You can see the values for the dictionary are the column values. Since this is a very low cardinality column, there are only 7 distinct values.
Individual pages
We can also use the parquet-cli
to view metadata for pages in a
parquet file:
parquet-cli pages <path-to-parquet-file>
This command will show metadata for every page on a per column basis. Each page identifier has a particular format:
<row_group_number>-<page_number>
For a dictionary page, the <page_number>
will be D
.
For example, here is some of the output of the command for the orderkey
column
we have looked at before:
Column: orderkey
--------------------------------------------------------------------------------
page type enc count avg size size rows nulls min / max
0-D dict Z _ 129990 8.00 B 1015.547 kB
0-1 data Z R 20000 1.63 B 31.786 kB
0-2 data Z R 20000 1.75 B 34.228 kB
...
1-D dict Z _ 130108 8.00 B 1016.469 kB
1-1 data Z R 20000 1.63 B 31.786 kB
1-2 data Z R 20000 1.75 B 34.228 kB
...
2-D dict Z _ 130244 8.00 B 1017.531 kB
2-1 data Z R 20000 1.63 B 31.786 kB
2-2 data Z R 20000 1.75 B 34.228 kB
...
3-D dict Z _ 129755 8.00 B 1013.711 kB
3-1 data Z R 20000 1.63 B 31.786 kB
3-2 data Z R 20000 1.75 B 34.228 kB
...
So the majority of the pages are data pages. 1 page in each row group for
this column is a dictionary page as indicated by the type
field and the
prefix in the page identifier.
Next, there is information on the encoding for each page.

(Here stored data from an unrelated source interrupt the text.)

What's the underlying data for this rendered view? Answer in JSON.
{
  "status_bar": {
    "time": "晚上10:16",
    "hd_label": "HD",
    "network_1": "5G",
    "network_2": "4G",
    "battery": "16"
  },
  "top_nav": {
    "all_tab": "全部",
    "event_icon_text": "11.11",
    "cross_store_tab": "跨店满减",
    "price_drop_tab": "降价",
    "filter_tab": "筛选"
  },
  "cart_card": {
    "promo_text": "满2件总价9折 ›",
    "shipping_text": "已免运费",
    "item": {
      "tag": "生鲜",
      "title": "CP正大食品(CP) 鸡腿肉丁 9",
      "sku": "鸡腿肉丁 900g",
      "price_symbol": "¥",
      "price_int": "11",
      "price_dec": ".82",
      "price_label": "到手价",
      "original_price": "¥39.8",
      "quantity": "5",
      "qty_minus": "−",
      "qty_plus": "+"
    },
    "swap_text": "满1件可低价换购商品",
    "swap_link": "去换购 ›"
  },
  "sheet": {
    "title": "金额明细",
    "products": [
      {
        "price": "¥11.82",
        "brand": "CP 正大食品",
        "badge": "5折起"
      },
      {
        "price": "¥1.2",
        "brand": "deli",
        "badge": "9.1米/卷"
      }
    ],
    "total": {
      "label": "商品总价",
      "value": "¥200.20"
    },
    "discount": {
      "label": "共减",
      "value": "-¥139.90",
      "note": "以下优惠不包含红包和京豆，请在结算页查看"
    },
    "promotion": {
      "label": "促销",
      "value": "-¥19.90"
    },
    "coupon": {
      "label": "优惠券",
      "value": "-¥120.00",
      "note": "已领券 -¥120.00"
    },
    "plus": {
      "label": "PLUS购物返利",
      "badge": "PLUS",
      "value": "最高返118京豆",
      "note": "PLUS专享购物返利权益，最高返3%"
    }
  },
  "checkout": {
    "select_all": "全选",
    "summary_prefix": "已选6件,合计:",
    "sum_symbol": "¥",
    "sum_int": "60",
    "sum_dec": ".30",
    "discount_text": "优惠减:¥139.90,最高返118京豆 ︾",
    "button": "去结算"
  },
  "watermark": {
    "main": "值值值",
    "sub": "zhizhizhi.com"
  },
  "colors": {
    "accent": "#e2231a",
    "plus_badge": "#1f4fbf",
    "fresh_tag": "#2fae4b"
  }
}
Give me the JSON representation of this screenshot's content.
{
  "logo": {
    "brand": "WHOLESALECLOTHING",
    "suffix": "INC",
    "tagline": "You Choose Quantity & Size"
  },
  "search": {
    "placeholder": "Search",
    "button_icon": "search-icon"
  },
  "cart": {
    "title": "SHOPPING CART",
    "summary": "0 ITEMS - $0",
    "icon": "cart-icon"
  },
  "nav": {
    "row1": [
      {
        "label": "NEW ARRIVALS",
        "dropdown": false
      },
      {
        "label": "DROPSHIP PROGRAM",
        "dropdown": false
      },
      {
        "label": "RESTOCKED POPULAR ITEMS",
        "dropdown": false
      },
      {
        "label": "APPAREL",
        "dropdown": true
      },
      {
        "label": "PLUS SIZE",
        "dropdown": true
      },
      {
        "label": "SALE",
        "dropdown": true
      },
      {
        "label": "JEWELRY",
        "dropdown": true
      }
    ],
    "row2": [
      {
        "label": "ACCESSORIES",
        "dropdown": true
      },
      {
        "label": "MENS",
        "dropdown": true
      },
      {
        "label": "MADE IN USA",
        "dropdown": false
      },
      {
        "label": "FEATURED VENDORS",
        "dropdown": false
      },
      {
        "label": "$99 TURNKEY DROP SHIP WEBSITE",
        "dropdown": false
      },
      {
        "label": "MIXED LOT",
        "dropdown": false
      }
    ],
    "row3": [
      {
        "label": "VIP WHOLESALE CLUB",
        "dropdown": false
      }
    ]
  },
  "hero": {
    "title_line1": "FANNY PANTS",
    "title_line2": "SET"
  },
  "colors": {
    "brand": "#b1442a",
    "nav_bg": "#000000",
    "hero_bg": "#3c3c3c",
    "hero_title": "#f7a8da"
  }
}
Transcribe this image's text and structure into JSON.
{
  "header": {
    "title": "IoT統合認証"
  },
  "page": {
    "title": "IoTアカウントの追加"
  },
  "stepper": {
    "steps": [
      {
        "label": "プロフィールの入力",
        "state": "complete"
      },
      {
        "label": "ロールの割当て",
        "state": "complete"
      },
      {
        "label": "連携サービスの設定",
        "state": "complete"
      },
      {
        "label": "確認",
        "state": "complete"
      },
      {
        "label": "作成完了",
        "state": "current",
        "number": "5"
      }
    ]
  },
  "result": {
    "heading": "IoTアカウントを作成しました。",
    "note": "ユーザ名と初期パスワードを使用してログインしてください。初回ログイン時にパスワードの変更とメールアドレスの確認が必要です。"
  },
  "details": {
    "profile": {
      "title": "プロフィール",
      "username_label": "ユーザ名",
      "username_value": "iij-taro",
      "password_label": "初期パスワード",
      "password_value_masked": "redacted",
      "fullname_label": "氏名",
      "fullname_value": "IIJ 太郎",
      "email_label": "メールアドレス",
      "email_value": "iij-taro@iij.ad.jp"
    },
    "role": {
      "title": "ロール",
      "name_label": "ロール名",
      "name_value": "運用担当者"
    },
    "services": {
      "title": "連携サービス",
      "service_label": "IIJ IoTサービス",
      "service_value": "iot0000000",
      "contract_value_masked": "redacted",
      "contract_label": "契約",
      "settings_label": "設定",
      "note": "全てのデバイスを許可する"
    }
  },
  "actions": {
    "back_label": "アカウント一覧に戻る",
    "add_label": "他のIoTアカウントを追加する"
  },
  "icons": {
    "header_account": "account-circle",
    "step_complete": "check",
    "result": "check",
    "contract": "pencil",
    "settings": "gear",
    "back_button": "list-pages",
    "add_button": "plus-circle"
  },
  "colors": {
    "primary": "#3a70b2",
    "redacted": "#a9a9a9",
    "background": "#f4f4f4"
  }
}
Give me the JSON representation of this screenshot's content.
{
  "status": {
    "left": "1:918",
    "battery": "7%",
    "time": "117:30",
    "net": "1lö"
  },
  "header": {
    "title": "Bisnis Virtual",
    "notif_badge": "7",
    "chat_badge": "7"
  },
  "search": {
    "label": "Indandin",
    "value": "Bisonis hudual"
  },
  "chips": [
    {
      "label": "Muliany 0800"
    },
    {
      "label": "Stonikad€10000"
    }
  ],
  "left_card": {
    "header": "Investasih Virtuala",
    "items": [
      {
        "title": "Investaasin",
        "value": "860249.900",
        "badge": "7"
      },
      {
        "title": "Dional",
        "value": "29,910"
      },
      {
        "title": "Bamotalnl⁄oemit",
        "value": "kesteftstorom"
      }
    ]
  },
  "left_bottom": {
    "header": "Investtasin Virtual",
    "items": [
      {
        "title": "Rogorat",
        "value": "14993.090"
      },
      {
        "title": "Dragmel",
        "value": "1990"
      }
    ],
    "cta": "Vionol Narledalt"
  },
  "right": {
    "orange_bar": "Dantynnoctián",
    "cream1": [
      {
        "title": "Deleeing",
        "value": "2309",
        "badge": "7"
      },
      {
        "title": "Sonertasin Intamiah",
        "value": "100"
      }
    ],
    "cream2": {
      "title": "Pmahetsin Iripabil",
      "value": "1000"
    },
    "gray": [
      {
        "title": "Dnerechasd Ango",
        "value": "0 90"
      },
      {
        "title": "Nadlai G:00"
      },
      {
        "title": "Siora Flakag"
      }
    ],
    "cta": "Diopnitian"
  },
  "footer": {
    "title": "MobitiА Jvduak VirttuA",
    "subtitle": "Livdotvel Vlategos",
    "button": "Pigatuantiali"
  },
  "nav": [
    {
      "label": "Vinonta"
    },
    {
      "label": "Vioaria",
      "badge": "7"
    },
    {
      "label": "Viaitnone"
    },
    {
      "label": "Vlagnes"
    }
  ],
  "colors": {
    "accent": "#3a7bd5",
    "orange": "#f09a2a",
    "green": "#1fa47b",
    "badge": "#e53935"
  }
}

This can be read in a similar way to the encoding for the row group metadata.
The first character is always the compression codec and the second character is then the encoding of the actual page.
So for example Z _
is a ZSTD compressed page with a plain encoding and Z R
is
a ZSTD compressed page with a RLE dictionary encoding.
Next, for each page it shows you the record count in that page following by the average size of each record. Then it tells you the total size of the page.
Notice that the dictionary pages will always be correspond to the parquet dictionary
size which is controlled when writing by the parquet.dictionary.page.size
property.
The default dictionary page size is 1MB which was used when generating these parquet
files.
Column indexes
Another part of a parquet file that is of interest is the column indexes.
Column indexes track min/max statistics for each data page. This can be leveraged to skip individual data pages for a column in a row group. It is essentially the same as row group min/max filtering but just at a finer granularity.
To view information on column indexes, we issue:
parquet-cli column-index <path-to-parquet-file>
This will output the column indexes for each column per row group. It will show you the min/max and null count for each column index.
Here is some example output for our orderkey
column:
row-group 0:
column index for column orderkey:
Boundary order: UNORDERED
null count min max
page-0 0 4500010215 5142863968
page-1 0 4500013217 5035735234
page-2 0 4502151685 4930893862
...
row-group 1:
column index for column orderkey:
Boundary order: UNORDERED
null count min max
page-0 0 4501938144 5144928130
page-1 0 4501945031 5144938595
page-2 0 4716204005 5144942022
...
row-group 2:
column index for column orderkey:
Boundary order: UNORDERED
null count min max
page-0 0 4524740420 5166273987
page-1 0 4523117509 5059623457
page-2 0 4630680775 5166280994
...
row-group 3:
column index for column orderkey:
Boundary order: UNORDERED
null count min max
page-0 0 4633395622 5169011457
page-1 0 4525823204 5169018245
page-2 0 4525829984 5062322054
This can be useful to know whether or not column indexes will be useful for min/max skipping. In this example, we can see each index has a small range of min/max values so we would expect column indexes to be useful for predicates on this column.
For an example where this is not the case:
column index for column partkey:
Boundary order: UNORDERED
null count min max
page-0 0 8850 199995958
page-1 0 37233 199996089
page-2 0 2830 199982784
page-3 0 19052 199995316
Notice the min/max range for each column index here is quite large so we would not expect column indexes to be very useful for predicates on this column.
Summary
This post was mostly for myself to reference in the future when I need to parse output of the parquet CLI. Hopefully it may prove useful to someone!